Welcome to your weekly edition of the Top 5 articles we’ve read this week. Each week, we read dozens of articles in the hope we find essays and reporting that speaks to big ideas, trends, future looks, and incredible human stories. We hope you enjoy our list, and do always let us know if you have a suggestion or a recommendation! Please also consider becoming a paid subscriber if this is one of those newsletters you open up all the time or look forward to each week.
Before we get to the Top 5, here are some articles regarding the launch of the Center for Christianity and Public Life:
The Top 5 articles for your week:
“Jan 9th & May 24th 2007” (How to Measure Ghosts - Substack)

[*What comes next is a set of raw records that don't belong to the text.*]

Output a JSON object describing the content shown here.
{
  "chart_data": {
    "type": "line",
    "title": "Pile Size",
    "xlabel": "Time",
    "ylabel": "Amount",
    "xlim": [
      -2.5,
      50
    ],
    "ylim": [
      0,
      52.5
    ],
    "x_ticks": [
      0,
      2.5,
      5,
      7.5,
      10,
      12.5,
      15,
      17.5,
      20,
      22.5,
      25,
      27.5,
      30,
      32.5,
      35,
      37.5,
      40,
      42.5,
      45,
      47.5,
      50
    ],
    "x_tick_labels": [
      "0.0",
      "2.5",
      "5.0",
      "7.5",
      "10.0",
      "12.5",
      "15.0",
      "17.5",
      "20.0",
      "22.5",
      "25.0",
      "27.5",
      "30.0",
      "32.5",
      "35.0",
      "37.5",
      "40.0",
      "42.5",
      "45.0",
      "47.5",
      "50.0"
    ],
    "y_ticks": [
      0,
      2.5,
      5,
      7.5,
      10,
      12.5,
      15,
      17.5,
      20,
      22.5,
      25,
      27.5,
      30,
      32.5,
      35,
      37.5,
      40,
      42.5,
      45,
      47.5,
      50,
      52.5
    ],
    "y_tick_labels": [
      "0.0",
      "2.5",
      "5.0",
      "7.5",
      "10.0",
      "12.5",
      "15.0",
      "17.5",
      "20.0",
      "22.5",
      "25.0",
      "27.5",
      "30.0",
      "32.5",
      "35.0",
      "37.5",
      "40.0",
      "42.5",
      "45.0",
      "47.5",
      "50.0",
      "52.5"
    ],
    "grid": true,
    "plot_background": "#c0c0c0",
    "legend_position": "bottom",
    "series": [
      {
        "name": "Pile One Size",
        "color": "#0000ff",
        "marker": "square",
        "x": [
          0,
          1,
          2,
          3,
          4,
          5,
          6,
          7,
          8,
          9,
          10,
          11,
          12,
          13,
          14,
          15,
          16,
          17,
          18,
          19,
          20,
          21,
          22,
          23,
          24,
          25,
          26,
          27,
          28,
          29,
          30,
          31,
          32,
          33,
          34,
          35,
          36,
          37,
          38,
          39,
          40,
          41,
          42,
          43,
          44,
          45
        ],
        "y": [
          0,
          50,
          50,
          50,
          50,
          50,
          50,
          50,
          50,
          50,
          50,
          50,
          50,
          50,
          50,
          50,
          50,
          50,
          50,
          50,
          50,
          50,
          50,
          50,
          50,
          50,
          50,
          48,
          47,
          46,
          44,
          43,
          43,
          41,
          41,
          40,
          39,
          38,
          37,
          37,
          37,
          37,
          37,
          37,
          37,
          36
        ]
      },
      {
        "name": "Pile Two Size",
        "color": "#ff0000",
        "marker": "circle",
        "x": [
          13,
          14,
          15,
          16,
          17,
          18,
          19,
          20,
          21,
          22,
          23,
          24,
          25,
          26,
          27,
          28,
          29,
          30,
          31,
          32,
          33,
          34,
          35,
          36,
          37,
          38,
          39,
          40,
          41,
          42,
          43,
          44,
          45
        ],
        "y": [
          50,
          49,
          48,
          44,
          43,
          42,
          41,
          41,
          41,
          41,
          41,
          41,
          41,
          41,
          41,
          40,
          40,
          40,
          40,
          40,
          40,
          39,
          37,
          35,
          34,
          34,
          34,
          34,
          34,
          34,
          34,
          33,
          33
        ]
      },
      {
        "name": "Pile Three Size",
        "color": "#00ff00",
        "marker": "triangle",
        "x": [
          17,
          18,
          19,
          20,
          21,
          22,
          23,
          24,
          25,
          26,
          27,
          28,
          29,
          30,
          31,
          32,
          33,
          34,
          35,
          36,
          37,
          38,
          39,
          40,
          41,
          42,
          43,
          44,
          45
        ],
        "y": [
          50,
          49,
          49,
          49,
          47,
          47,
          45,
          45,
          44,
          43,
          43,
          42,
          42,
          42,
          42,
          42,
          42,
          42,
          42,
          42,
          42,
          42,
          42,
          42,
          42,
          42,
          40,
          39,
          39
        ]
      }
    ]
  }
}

Because Matt Locke argues, “On Jan 9th 2007, Apple launched the first iPhone, and a few months later, on May 24th, Facebook launched the Facebook Platform, a tool that would let developers embed the Facebook network across the web. These two products - a mobile phone with sensors and cameras that capture a wealth of data about our lives, and a social network that can gather our actions and opinions from across the web - have, over the last 15 years, fundamentally reshaped much of our world in a way that makes those moments feel, more than anything else, like the start of a new century.”
“Who Gets the Last Word on Steve Jobs? He Might.” (NYT)

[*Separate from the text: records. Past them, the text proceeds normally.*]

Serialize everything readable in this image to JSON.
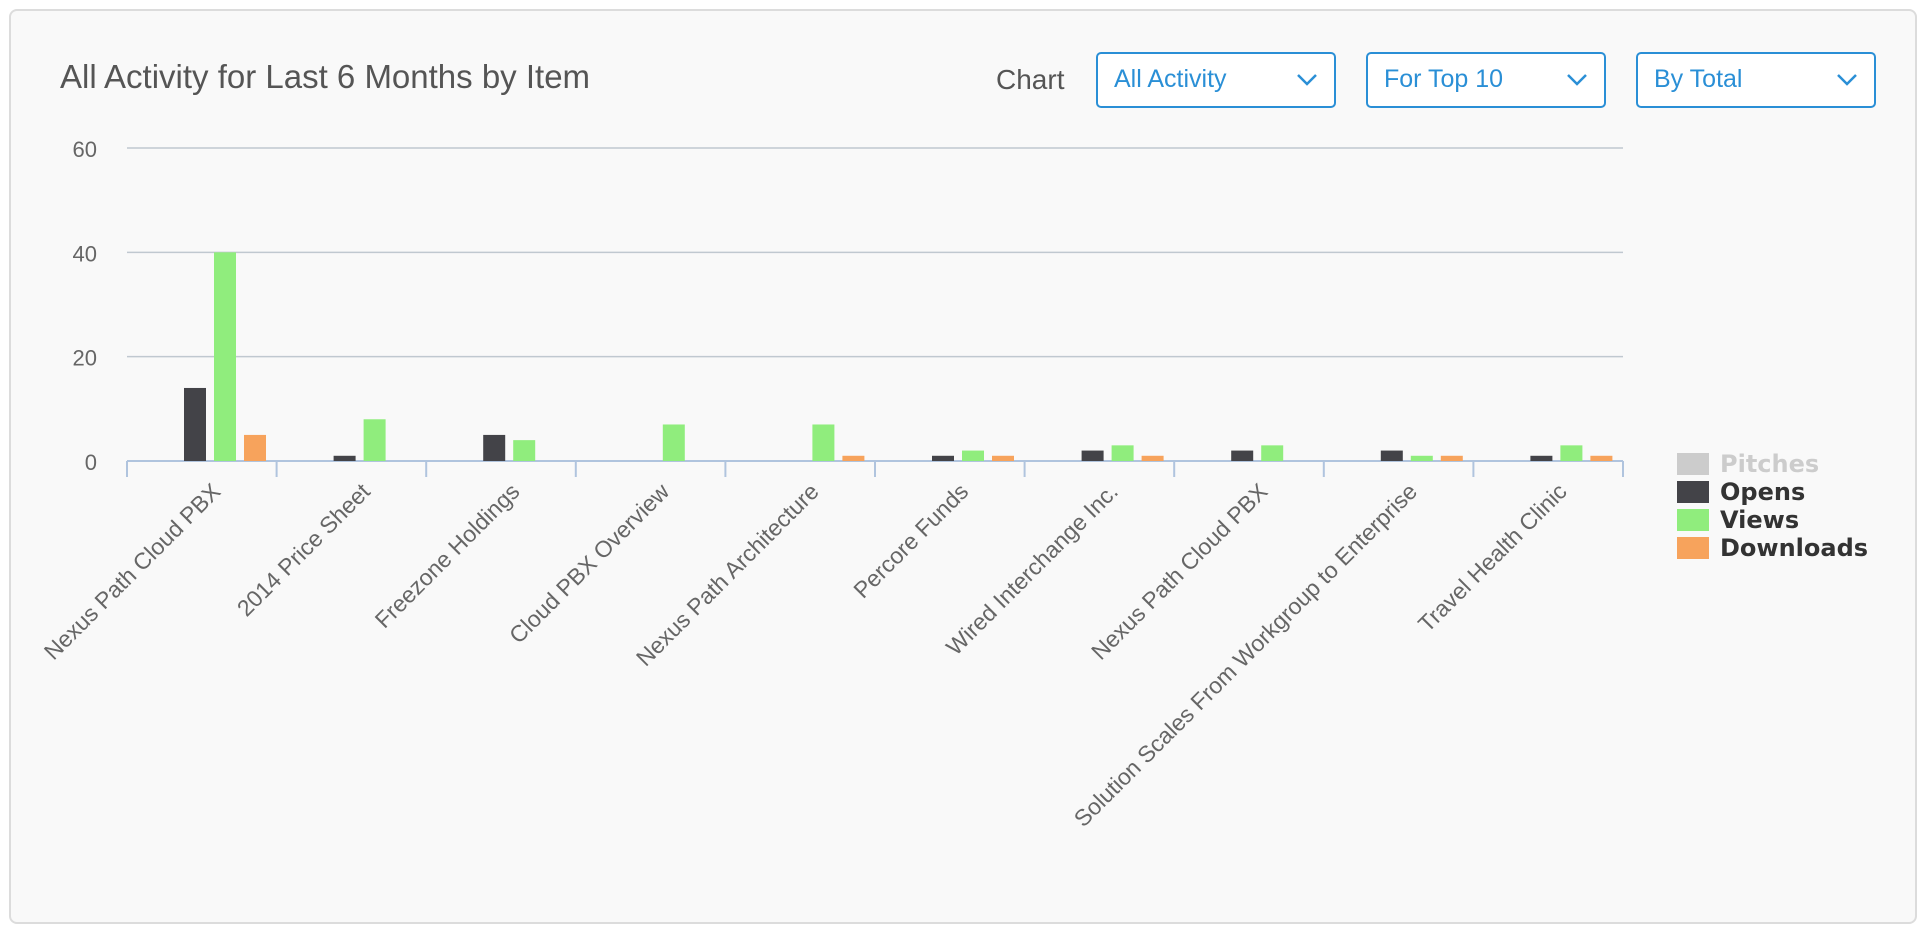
{
  "header": {
    "title": "All Activity for Last 6 Months by Item",
    "chart_label": "Chart"
  },
  "selects": [
    {
      "value": "All Activity"
    },
    {
      "value": "For Top 10"
    },
    {
      "value": "By Total"
    }
  ],
  "colors": {
    "Pitches": "#cccccc",
    "Opens": "#434348",
    "Views": "#90ed7d",
    "Downloads": "#f7a35c",
    "grid": "#c0c8d0",
    "axis": "#b0c4de",
    "text": "#666666"
  },
  "legend": [
    {
      "name": "Pitches",
      "hidden": true
    },
    {
      "name": "Opens",
      "hidden": false
    },
    {
      "name": "Views",
      "hidden": false
    },
    {
      "name": "Downloads",
      "hidden": false
    }
  ],
  "chart_data": {
    "type": "bar",
    "title": "All Activity for Last 6 Months by Item",
    "xlabel": "",
    "ylabel": "",
    "ylim": [
      0,
      60
    ],
    "yticks": [
      0,
      20,
      40,
      60
    ],
    "grid": true,
    "legend_position": "right",
    "categories": [
      "Nexus Path Cloud PBX",
      "2014 Price Sheet",
      "Freezone Holdings",
      "Cloud PBX Overview",
      "Nexus Path Architecture",
      "Percore Funds",
      "Wired Interchange Inc.",
      "Nexus Path Cloud PBX",
      "Solution Scales From Workgroup to Enterprise",
      "Travel Health Clinic"
    ],
    "series": [
      {
        "name": "Pitches",
        "values": [
          0,
          0,
          0,
          0,
          0,
          0,
          0,
          0,
          0,
          0
        ]
      },
      {
        "name": "Opens",
        "values": [
          14,
          1,
          5,
          0,
          0,
          1,
          2,
          2,
          2,
          1
        ]
      },
      {
        "name": "Views",
        "values": [
          40,
          8,
          4,
          7,
          7,
          2,
          3,
          3,
          1,
          3
        ]
      },
      {
        "name": "Downloads",
        "values": [
          5,
          0,
          0,
          0,
          1,
          1,
          1,
          0,
          1,
          1
        ]
      }
    ]
  }
}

Because the new archive website dedicated to Steve Jobs, “…has worried historians who fear it may inspire other wealthy and influential figures to curate the historical record about them just as ordinary people curate their lives on Instagram.”
“On the Abuse of Legitimate Terms” (You Are Not Your Own Substack)

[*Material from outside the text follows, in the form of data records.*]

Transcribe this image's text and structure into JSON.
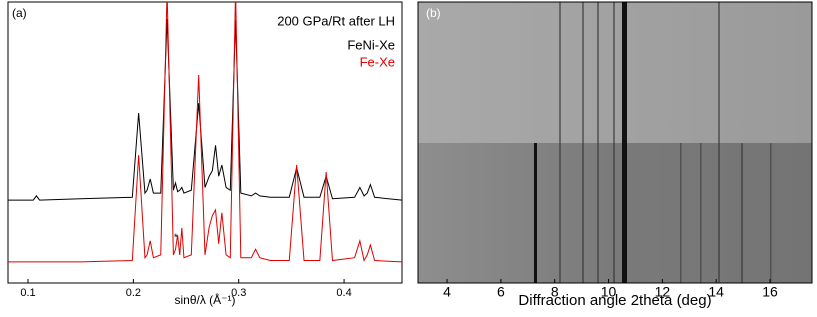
{
  "chart_data": [
    {
      "type": "line",
      "label": "(a)",
      "annotation": "200 GPa/Rt after LH",
      "marker_note": "*",
      "xlabel": "sinθ/λ (Å⁻¹)",
      "xlim": [
        0.081,
        0.455
      ],
      "xticks": [
        0.1,
        0.2,
        0.3,
        0.4
      ],
      "ylim": [
        0,
        100
      ],
      "x": [
        0.081,
        0.105,
        0.108,
        0.111,
        0.15,
        0.199,
        0.205,
        0.211,
        0.213,
        0.216,
        0.219,
        0.226,
        0.232,
        0.238,
        0.24,
        0.242,
        0.244,
        0.246,
        0.248,
        0.255,
        0.262,
        0.268,
        0.272,
        0.275,
        0.278,
        0.281,
        0.284,
        0.288,
        0.292,
        0.297,
        0.302,
        0.312,
        0.316,
        0.32,
        0.33,
        0.348,
        0.355,
        0.362,
        0.377,
        0.383,
        0.389,
        0.41,
        0.415,
        0.419,
        0.422,
        0.425,
        0.429,
        0.455
      ],
      "series": [
        {
          "name": "FeNi-Xe",
          "color": "#000000",
          "values": [
            29.5,
            29.5,
            31,
            29.5,
            30,
            30.5,
            60.5,
            32,
            33,
            37,
            32,
            32,
            94,
            33,
            35.6,
            32.5,
            33,
            34,
            32,
            33,
            64,
            34,
            38,
            40,
            49,
            38,
            42,
            34,
            33,
            93.6,
            32,
            31,
            32,
            31,
            30.5,
            30.5,
            41,
            30.5,
            30.5,
            38,
            30,
            30.5,
            34,
            31,
            32,
            35,
            30.5,
            29.5
          ]
        },
        {
          "name": "Fe-Xe",
          "color": "#e00000",
          "values": [
            7.5,
            7.5,
            7.5,
            7.5,
            7.5,
            8,
            45.5,
            9,
            10,
            15,
            9,
            10,
            104,
            10,
            12,
            17,
            10,
            19.6,
            9,
            10,
            74,
            10,
            20,
            24,
            26,
            14,
            25,
            10,
            9,
            104,
            9,
            9,
            12,
            9,
            8,
            8,
            42,
            8,
            8,
            39.5,
            8,
            9,
            15,
            8,
            10,
            13.5,
            8,
            7.5
          ]
        }
      ]
    },
    {
      "type": "image",
      "label": "(b)",
      "xlabel": "Diffraction angle 2theta (deg)",
      "xlim": [
        2.92,
        17.56
      ],
      "xticks": [
        4,
        6,
        8,
        10,
        12,
        14,
        16
      ]
    }
  ]
}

Because O. Alan Noble argues, “…there is a corollary to abusus non tollit usum. If we accept that the abuse of a thing does not take away its use, then we have already accepted something that we don’t like to accept in contemporary: people abuse good, true, and proper terms. In fact, social media gives them all kinds of incentives to abuse good, proper terms. Because of the power of the culture war Social Myth, groups don’t like to admit that people—especially those in their group—abuse their terms. Because that is interpreted as a sign of weakness. So instead of acknowledging what we all know to be true (that some people really will abuse a good and proper term or idea), we prefer to silence those stories and shame people who bring them up.”
“On Murders Especially Heinous, Atrocious, or Cruel” (The Atlantic)
Because Liz Bruenig dives into the dilemmas surrounding how we process the prosecution of heinous crimes, “…there is no reason, and no meaning, in wanton destruction. It is exactly what it appears to be. It does not entail a greater theory, purpose, or truth of some kind that we could use to our benefit, for prevention or healing, if only we could discover it. It does not respond to the demands of morality or reason, because a moral, reasonable person would not commit acts of vile degradation against other people. What the most spectacular of killers do directly infringes upon the sphere of meaning by eliminating its more common sources in our lives: relationships, plans for the future, love.”
“Voter apathy is a thing of the past in national elections” (LA Times)
Because while cynicism about our politics is high, participation seems to be growing in national elections. “‘Give people an existential fear,’ and they’ll show up to vote, says Tom Bonier, the head of the Democratic voter targeting firm TargetSmart. Political leaders generally like to project a sunny optimism about the future — think of President Reagan‘s “shining city on a hill,” President Clinton‘s “Man From Hope” or President Obama‘s poster of that same emotion. But political professionals know that fear, anger and hatred provide more powerful motivation. Trump’s political success in 2016 rested on his willingness to openly exploit those negative emotions. So did his 2020 failure.”